Art under attack: masterpieces targeted by vandals

5. Art vandalism
A handout picture from the Just Stop Oil climate campaign group shows activists with their hands glued to the wall under Vincent van Gogh's "Sunflowers" after throwing tomato soup on the painting at the National Gallery in central London on October 14, 2022.
PARIS — Vincent van Gogh's "Sunflowers" was the latest famous artwork to be targeted by vandals on Friday, when environmental activists at London's National Gallery doused it in tomato soup to demand an end to fossil fuel production.اضافة اعلان

Here are some other cases of artworks being attacked:

Custard pie for Mona Lisa
Leonardo da Vinci's beloved Mona Lisa had a custard pie thrown in her face at the Louvre museum in Paris in May, but the artwork's thick bulletproof case ensured she came to no harm.

Her 36-year-old attacker said he was taking aim at artists who are not focusing enough on "the planet".

She has been behind glass since a Bolivian man threw a rock at her in December 1956, damaging her left elbow.

In 2009, a woman threw an empty teacup at the painting, which slightly scratched the case.

Banksy murals vandalized
Celebrated British street artist Banksy has had several of his iconic murals vandalized around the world.

In August 2021, a piece featuring a rodent sipping a cocktail in a sun lounger, part of his "Great British Spraycation" series, was smeared in white paint shortly after he left it on a wall in Suffolk.

A year earlier, a Valentine's Day work showing a young girl firing a slingshot of flowers was defaced after appearing on a building in western England.

Ivan the Terrible ripped
In May 2018 a Russian builder attacked a work by 19-century artist Ilya Repin of the 16th-century tsar known as Ivan the Terrible, ripping it in three places.

The man used part of a security barrier at Moscow's Tretyakov Gallery to break the glass covering the painting. He said the painting, which depicts Russia's first tsar killing his son, was "a lie".

He was sent to a penal colony for two and a half years.

Delacroix defaced
In February 2013, a woman defaced Delacroix's "Liberty Leading the People", one of France's most iconic paintings, with a black marker at a provincial satellite of the Louvre, in the northern French city of Lens.

Her inscription, "AE911", was a reference to conspiracy theories swirling around the September 11, 2001 terrorist attacks in the United States.

She was given an eight-month suspended prison sentence.

Indelible ink on Rothko
In October 2012, a Polish artist scrawled his name and a slogan advertising his own artistic manifesto in indelible ink on US artist Mark Rothko's 1958 painting "Black On Maroon" in Britain's Tate Modern gallery.

Conservation experts said it took nine months of microscopic analysis to find a chemical solvent that could dissolve the ink, which had in some areas soaked through to the back of the canvas.

The man was given a two-year jail term for the attack.

Red lipstick on Twombly canvas
In July 2007, a Cambodian artist was arrested after planting a lipstick-infused kiss on a panel of US artist Cy Twombly's triptych "Phaedrus" in a contemporary art museum in the southern French town of Avignon.

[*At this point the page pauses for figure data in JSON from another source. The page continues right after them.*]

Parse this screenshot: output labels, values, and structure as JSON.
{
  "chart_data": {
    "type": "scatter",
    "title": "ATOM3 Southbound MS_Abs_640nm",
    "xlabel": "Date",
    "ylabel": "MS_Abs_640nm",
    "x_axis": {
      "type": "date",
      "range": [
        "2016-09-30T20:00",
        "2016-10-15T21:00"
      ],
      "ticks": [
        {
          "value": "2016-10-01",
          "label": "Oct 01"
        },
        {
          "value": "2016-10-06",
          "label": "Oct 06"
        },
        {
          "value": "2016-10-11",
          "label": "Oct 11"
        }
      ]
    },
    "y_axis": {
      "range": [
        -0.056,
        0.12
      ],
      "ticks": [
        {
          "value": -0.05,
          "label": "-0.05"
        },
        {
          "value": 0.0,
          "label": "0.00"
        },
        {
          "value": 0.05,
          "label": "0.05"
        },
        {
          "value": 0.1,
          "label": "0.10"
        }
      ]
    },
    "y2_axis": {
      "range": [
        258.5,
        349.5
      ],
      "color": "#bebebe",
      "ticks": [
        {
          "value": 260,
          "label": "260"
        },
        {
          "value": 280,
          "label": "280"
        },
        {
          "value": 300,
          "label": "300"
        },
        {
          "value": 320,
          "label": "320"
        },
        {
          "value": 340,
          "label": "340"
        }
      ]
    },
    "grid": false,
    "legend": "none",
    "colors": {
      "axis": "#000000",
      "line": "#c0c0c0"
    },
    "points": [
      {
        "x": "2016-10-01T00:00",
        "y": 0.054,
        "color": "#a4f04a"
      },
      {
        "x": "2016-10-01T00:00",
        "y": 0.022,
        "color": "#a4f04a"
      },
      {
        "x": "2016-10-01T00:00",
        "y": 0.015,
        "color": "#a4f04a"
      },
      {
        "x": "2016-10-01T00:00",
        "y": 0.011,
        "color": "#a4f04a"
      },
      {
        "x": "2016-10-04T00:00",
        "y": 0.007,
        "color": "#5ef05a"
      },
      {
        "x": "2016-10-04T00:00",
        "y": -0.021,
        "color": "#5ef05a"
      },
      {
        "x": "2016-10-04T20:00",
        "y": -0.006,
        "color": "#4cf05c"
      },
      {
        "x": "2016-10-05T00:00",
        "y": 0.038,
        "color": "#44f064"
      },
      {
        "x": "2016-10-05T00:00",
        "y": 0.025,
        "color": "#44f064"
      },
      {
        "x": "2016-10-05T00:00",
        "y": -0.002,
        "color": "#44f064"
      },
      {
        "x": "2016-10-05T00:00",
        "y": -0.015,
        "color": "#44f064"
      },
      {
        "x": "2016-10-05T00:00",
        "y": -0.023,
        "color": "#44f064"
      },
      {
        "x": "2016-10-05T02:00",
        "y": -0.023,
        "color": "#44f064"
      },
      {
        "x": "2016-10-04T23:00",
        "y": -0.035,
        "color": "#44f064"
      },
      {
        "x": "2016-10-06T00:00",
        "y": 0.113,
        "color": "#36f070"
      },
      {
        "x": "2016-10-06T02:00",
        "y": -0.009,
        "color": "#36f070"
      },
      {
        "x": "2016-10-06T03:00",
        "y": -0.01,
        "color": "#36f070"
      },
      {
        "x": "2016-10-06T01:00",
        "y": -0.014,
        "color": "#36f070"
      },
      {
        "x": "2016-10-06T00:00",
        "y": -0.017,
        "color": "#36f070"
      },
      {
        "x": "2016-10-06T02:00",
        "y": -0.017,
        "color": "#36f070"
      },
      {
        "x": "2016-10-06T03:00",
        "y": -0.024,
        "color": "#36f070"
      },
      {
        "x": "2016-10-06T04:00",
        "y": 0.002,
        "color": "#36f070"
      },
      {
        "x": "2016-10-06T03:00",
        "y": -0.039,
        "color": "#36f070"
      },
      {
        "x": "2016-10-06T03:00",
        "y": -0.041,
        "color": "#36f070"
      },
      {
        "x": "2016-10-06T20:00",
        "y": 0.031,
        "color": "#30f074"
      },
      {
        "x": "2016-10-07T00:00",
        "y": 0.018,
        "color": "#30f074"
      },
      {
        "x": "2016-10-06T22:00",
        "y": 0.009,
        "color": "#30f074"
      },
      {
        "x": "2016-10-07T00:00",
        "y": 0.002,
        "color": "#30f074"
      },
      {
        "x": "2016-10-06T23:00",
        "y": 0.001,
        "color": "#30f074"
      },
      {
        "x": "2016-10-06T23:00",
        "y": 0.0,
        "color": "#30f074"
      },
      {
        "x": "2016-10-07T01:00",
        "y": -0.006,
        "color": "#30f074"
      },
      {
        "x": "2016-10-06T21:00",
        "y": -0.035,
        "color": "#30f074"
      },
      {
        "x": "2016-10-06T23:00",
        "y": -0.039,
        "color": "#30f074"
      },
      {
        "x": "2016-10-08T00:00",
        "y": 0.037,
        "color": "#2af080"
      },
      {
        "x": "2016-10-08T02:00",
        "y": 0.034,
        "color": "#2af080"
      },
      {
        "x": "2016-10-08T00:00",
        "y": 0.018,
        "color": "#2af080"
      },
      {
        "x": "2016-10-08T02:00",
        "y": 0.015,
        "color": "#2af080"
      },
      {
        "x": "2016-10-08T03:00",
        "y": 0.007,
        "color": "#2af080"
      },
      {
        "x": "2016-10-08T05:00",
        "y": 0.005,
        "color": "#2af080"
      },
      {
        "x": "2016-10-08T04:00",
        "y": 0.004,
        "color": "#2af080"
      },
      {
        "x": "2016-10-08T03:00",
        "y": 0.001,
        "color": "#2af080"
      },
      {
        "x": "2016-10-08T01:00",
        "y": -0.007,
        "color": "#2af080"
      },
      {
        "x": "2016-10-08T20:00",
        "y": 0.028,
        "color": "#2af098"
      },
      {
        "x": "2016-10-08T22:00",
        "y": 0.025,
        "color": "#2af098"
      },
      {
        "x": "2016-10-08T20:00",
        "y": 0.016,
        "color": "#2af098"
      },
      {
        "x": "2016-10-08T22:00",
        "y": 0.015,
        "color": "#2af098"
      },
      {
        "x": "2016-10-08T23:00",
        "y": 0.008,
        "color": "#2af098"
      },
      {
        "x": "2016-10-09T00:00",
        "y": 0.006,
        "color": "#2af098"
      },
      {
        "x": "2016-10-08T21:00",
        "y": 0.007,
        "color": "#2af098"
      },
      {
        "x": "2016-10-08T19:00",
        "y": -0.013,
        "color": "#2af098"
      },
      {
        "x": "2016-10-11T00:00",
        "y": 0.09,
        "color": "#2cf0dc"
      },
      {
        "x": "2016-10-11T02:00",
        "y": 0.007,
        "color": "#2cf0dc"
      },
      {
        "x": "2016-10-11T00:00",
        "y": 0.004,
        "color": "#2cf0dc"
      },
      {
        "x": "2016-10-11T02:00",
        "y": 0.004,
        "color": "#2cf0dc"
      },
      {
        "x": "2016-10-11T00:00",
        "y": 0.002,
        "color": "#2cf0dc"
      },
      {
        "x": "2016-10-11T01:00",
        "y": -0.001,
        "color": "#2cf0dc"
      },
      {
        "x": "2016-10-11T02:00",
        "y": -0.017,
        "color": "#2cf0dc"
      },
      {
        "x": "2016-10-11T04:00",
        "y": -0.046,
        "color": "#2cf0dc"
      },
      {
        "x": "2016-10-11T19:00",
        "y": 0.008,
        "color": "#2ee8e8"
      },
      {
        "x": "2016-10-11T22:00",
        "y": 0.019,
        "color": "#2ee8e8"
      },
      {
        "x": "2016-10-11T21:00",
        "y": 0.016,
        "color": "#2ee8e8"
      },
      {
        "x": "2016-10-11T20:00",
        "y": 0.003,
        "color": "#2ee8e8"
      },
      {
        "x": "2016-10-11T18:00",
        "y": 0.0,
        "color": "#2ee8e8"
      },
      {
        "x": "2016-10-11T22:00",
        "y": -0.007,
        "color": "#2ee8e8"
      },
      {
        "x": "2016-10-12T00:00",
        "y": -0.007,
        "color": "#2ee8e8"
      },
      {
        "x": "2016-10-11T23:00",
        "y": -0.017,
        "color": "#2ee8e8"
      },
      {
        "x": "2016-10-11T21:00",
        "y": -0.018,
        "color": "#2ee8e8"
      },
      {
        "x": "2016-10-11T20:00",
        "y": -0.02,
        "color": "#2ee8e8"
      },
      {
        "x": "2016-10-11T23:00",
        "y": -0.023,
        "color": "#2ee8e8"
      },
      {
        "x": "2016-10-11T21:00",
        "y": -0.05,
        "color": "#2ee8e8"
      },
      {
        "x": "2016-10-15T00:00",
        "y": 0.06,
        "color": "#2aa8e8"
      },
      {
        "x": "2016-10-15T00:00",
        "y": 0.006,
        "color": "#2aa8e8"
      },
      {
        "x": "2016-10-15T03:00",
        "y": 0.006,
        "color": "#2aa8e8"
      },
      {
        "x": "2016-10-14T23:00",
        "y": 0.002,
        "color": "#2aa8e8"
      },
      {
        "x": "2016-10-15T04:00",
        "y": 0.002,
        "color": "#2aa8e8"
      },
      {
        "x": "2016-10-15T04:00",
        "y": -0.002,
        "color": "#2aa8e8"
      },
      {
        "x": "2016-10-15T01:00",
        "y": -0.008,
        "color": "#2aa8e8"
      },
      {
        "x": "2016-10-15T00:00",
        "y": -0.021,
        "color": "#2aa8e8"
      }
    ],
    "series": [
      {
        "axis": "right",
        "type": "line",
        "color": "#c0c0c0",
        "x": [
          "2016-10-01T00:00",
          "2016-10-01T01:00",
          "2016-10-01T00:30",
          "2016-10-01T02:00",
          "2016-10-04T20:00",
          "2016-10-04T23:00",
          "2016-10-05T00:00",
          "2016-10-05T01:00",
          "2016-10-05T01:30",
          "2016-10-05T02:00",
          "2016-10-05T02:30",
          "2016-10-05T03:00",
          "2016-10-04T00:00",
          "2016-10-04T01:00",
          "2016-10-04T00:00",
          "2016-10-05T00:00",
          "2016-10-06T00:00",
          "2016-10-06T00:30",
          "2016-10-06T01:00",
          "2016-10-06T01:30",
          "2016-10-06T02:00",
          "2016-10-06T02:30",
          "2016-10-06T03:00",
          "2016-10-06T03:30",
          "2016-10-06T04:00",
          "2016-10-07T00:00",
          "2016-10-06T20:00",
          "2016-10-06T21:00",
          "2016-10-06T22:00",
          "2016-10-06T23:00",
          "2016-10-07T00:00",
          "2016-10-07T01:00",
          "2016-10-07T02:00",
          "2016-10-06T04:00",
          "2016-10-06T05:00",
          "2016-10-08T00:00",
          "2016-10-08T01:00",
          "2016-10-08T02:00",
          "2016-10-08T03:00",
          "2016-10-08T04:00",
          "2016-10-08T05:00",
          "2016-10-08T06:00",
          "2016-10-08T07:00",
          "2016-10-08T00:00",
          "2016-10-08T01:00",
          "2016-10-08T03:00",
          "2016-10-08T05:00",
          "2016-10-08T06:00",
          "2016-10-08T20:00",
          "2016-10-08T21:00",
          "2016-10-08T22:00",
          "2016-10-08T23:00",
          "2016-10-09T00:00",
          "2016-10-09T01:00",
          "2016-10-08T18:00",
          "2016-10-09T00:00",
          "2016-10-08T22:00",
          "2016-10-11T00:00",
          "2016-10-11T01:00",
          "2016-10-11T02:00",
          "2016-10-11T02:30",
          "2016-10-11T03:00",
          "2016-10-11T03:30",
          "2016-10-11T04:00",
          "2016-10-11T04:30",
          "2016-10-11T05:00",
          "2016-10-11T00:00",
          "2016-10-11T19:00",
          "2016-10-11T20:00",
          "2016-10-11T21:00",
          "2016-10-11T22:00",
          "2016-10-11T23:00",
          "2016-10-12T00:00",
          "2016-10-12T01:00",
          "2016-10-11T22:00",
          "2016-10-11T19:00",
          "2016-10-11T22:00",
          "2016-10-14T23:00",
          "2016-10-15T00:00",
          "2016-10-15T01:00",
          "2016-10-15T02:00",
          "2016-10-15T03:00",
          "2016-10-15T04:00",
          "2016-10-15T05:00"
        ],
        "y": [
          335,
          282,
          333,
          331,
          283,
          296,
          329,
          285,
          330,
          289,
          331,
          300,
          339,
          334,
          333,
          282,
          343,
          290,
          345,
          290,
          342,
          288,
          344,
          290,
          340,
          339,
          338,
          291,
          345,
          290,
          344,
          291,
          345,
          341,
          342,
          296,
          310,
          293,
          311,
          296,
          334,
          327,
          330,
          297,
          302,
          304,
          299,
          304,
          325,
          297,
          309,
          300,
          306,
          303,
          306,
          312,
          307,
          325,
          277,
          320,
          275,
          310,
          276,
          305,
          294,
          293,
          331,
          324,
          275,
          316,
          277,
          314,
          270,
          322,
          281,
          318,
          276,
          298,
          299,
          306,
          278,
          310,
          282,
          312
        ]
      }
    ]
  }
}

She was fined over the kiss mark on the pure white canvas and ordered to pay for the restoration.

She defended it as "an act of love".

Monet bridge fisted
In October 2007, a group of drunken revelers broke into the Musee d'Orsay museum in Paris during the night and attacked a work by impressionist master Claude Monet.

One of them stuck a fist in "The Argenteuil bridge" leaving a hole nearly four inches long.

Petrol on van der Helst
In June 2006, a known art vandal sprayed Bartholomeus van der Helst's "Celebration of the Peace of Münster" in the Rijksmuseum in Amsterdam with lighter fluid and attempted to set fire to it, but caused only minor damage.

In 1990, the museum's best-known painting, Rembrandt's "Nightwatch" (1642), was sprayed with hydrochloric acid but only the varnish layer was damaged.